De Žabljak à Ostrog, mais pas par le chemin espéré…

Grand soleil ce matin, la journée démarre bien! Je repasse vite fait par Žabljak, les supermarchés état ouverts aujourd’hui. Enfin je peux le placer, mon petit paragraphe spécial « supermarchés du pays visité »! Ici c’est simple, les deux têtes de gondole, c’est Voli et Idea. Sinon, on peut facilement trouver des minimarkets dans chaque ville et village. Ah, et pourquoi ils étaient fermés, au fait? C’était la Fête de l’Indépendance, qui commémore le référendum du 21 mai 2006 oùl les électeurs monténégrins se sont prononcés en faveur de la séparation avec la Serbie.

Supermarché Voli.
Supermarché Idea.

Petite scène cocasse à Žabljak: une vache se balade en liberté sur la rue principale. Une voiure de police s’arrête, le policier l’escorte gentiment sur le côté, après avoir pris en photo le placide bovidé. Je pensais presque qu’il allait faire un selfie avec… Bref, moi je retourne sur la route P14, et dans ma tête ça joue au tir à la corde: mon « moi » raisonnable me dit de ne pas y aller, Ivan m’ayant dit que c’était fermé à cause des congères de neige, mon « moi » barjot me dit que peut-être en passant en force… Bon, je croise deux motards, ils roulent pépère, je les arrête et m’enquiert de la situation: « No, closed because of the snow ». Ils ont rebroussé chemin. Si même les motos ne passent pas, c’est pas la peine. Et la neige, je me rappelle encore de l’épisode inattendu en Slovénie l’année précédente! Vachement dommage. Remarque, quel événement: pour une fois que mon côté « sage » prend le dessus!
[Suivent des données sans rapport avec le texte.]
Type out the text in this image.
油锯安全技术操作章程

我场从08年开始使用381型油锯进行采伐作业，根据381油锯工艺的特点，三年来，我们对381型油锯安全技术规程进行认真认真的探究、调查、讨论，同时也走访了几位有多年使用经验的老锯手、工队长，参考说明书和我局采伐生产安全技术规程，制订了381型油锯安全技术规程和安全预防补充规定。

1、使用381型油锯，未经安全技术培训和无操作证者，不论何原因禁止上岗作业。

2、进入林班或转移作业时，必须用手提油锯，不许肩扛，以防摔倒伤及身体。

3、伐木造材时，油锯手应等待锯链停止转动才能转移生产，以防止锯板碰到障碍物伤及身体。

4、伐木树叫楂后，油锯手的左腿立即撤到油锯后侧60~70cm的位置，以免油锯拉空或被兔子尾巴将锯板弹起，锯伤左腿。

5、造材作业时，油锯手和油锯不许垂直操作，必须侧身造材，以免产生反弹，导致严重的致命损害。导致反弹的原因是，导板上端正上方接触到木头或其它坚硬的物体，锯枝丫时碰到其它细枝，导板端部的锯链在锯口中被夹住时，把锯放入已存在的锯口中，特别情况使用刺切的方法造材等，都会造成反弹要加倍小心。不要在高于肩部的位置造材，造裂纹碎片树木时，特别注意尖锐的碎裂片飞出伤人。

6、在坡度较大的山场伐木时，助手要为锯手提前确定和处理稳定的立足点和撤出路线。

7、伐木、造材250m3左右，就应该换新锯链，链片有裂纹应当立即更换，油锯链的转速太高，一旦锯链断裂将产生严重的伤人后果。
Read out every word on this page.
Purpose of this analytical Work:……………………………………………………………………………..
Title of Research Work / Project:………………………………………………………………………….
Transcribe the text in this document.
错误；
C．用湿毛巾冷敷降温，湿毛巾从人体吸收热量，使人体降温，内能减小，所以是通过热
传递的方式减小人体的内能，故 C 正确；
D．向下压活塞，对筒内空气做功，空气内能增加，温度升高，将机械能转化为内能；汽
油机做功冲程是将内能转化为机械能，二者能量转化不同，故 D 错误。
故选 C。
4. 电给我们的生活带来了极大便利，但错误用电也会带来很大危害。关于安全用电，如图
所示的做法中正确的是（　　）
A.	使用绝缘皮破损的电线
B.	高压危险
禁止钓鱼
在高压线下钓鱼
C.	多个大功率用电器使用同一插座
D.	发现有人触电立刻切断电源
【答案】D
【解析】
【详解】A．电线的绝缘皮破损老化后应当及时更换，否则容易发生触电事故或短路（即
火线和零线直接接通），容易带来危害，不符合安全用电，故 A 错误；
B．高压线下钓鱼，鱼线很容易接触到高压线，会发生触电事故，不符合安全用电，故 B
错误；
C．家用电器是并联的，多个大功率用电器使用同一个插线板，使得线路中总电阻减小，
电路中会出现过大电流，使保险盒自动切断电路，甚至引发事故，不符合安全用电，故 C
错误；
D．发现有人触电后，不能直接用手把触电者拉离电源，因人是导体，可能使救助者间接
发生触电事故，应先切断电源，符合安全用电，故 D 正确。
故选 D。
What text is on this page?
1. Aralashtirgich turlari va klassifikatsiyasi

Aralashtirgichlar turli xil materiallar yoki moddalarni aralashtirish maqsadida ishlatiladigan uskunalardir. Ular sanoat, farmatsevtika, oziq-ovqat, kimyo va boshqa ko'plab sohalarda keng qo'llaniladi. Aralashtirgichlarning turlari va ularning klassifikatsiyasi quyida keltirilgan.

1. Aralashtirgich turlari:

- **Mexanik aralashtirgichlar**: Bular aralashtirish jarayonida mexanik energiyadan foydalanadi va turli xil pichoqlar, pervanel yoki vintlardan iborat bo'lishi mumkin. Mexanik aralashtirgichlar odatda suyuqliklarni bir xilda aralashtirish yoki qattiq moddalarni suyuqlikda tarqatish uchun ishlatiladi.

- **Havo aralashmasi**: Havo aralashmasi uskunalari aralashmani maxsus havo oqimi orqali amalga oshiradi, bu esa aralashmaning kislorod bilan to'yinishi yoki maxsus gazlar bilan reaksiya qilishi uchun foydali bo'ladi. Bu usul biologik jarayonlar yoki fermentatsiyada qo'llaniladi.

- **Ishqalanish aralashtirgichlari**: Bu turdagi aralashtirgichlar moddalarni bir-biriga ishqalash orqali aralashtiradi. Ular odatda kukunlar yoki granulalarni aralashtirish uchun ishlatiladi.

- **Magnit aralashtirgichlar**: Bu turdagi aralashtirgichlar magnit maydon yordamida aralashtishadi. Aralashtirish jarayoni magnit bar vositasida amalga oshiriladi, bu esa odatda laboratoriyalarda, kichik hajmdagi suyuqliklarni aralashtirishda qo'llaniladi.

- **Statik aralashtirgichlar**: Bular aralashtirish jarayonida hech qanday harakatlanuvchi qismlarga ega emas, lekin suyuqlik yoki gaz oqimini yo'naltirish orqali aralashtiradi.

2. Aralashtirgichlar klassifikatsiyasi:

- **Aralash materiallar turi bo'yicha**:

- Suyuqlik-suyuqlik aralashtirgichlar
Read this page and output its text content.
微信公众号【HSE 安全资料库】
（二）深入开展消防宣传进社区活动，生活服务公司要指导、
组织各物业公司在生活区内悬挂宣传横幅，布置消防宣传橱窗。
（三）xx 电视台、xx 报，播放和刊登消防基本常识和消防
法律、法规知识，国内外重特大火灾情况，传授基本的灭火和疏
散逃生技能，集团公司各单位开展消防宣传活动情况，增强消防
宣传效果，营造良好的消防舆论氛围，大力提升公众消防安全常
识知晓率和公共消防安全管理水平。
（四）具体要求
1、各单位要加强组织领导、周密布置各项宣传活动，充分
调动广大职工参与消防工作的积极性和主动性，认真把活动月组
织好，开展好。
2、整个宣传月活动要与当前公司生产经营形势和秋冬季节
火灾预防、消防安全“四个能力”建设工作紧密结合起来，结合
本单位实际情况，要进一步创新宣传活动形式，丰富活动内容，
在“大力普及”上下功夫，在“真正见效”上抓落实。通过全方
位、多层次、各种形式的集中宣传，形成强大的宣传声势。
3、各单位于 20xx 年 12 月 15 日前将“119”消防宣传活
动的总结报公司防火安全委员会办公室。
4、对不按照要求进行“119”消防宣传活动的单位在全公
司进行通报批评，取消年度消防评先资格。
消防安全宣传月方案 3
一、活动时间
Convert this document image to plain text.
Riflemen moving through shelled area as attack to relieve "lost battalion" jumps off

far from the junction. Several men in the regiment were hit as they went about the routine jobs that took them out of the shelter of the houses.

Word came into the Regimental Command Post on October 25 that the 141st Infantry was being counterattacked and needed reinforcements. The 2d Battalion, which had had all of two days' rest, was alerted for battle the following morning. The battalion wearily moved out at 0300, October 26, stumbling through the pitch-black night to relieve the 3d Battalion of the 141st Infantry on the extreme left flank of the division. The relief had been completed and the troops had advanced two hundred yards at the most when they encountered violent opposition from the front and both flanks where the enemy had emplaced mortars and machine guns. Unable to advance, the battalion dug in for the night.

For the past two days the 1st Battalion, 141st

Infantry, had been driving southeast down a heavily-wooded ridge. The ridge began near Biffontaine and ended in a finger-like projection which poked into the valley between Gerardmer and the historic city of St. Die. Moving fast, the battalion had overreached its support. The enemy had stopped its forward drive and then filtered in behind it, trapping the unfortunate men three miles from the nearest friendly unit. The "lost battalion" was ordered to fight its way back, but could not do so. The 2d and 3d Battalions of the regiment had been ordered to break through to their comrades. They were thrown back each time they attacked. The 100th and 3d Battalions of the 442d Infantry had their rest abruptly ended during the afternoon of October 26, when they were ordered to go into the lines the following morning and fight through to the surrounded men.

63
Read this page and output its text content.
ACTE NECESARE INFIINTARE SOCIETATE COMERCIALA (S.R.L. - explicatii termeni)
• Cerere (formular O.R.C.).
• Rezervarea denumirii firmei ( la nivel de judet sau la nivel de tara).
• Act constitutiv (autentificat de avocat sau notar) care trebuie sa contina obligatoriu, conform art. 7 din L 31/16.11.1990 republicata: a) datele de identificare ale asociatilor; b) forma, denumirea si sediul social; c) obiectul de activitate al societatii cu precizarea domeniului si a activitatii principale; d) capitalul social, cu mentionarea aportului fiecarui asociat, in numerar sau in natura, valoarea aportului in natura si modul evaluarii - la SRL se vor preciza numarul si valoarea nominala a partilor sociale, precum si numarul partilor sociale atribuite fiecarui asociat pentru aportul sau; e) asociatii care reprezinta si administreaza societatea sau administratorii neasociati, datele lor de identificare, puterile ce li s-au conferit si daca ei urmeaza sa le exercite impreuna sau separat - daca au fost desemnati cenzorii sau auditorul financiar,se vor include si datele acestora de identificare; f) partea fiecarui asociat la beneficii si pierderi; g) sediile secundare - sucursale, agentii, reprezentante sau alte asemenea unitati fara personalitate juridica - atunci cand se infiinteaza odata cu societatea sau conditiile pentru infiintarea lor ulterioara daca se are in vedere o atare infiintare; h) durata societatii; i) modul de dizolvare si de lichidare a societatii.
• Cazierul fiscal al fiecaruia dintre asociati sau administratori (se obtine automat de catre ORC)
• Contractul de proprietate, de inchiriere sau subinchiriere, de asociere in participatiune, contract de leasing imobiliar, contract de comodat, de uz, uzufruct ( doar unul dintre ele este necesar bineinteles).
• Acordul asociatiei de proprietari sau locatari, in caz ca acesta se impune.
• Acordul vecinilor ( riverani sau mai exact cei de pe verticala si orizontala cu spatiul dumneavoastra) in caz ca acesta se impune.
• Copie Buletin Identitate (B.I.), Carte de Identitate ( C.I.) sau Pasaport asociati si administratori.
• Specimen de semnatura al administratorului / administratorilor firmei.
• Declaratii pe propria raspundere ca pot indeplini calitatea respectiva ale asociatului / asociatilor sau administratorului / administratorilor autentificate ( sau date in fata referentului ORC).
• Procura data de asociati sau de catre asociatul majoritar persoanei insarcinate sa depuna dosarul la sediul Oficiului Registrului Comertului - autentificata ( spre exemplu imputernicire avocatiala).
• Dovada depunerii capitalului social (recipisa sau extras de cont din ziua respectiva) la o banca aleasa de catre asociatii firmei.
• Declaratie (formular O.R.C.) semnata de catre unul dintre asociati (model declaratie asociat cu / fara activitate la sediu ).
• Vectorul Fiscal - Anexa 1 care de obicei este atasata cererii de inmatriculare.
J’ai quand-même fait quelques photos plus « ensoleillées ». Et j’aurai eu un petit aperçu de la route sur quelques kilomètres.

Environs de Žabljak.
Route P14.

Je dois faire un détour par Šavnik et Krnovo, ce qui double la distance mais pas la durée, vu que ce sont en majorité des voies rapides. Là, je me dirige vers Plužine, gros village qui n’a rien de transcendant mais qui est, avec son beau lac turquoise, le point d’entrée de la rivière Piva dans un des plus beaux canyons d’Europe. La Piva part ensuite vers la Bosnie-Herzégovine et rejoint la Tara pour former la Drina, rivière qui forme en partie une frontière naturelle entre la Bosnie et la Serbie. Et ce lac, c’est quoi? C’est le résultat de la construction d’un barrage à 17 km de Plužine, qui a fait « gonfler » la Piva. Après le barrage, vers le nord, les gorges proprement dites de la Piva dévoilent enfin toute leur beauté. La route passe parfois sous des tunnels de longueur variable, mais pas éclairés, donc attention au contraste brutal clarté/obscurité! 10 km plus loin, c’est la Bosnie-Herzégovine. Sur la droite, à un moment, une toute petite route passe sous un tunnel: c’est la fin de la P14, que j’aurai dû prendre si cette foutue neige ne s’en était pas mêlé… Grrr!

Plužine.
Gorges de la Piva (avant le barrage).
Gorges de la Piva.

À 9 km au sud de Plužine, le monastère de Piva est un autre édifice orthodoxe important du Monténégro. On pourrait croire qu’il est posé là depuis des siècles, mais c’est faux. Il était auparavant au bord de la Piva, mais la construction du barrage l’a contraint à déménager plus en hauteur. Il a été démonté et rebâti pierre par pierre, et tout ce mikado n’a été terminé qu’au début des années 80, au bout de 10 ans d’efforts! Le monastère se compose d’un mur d’enceinte, d’une église, des habitations des moines et d’un four à pain. C’est plutôt sobre de l’extérieur, mais les peintures et les icônes à l’intérieur de l’église sont fascinantes.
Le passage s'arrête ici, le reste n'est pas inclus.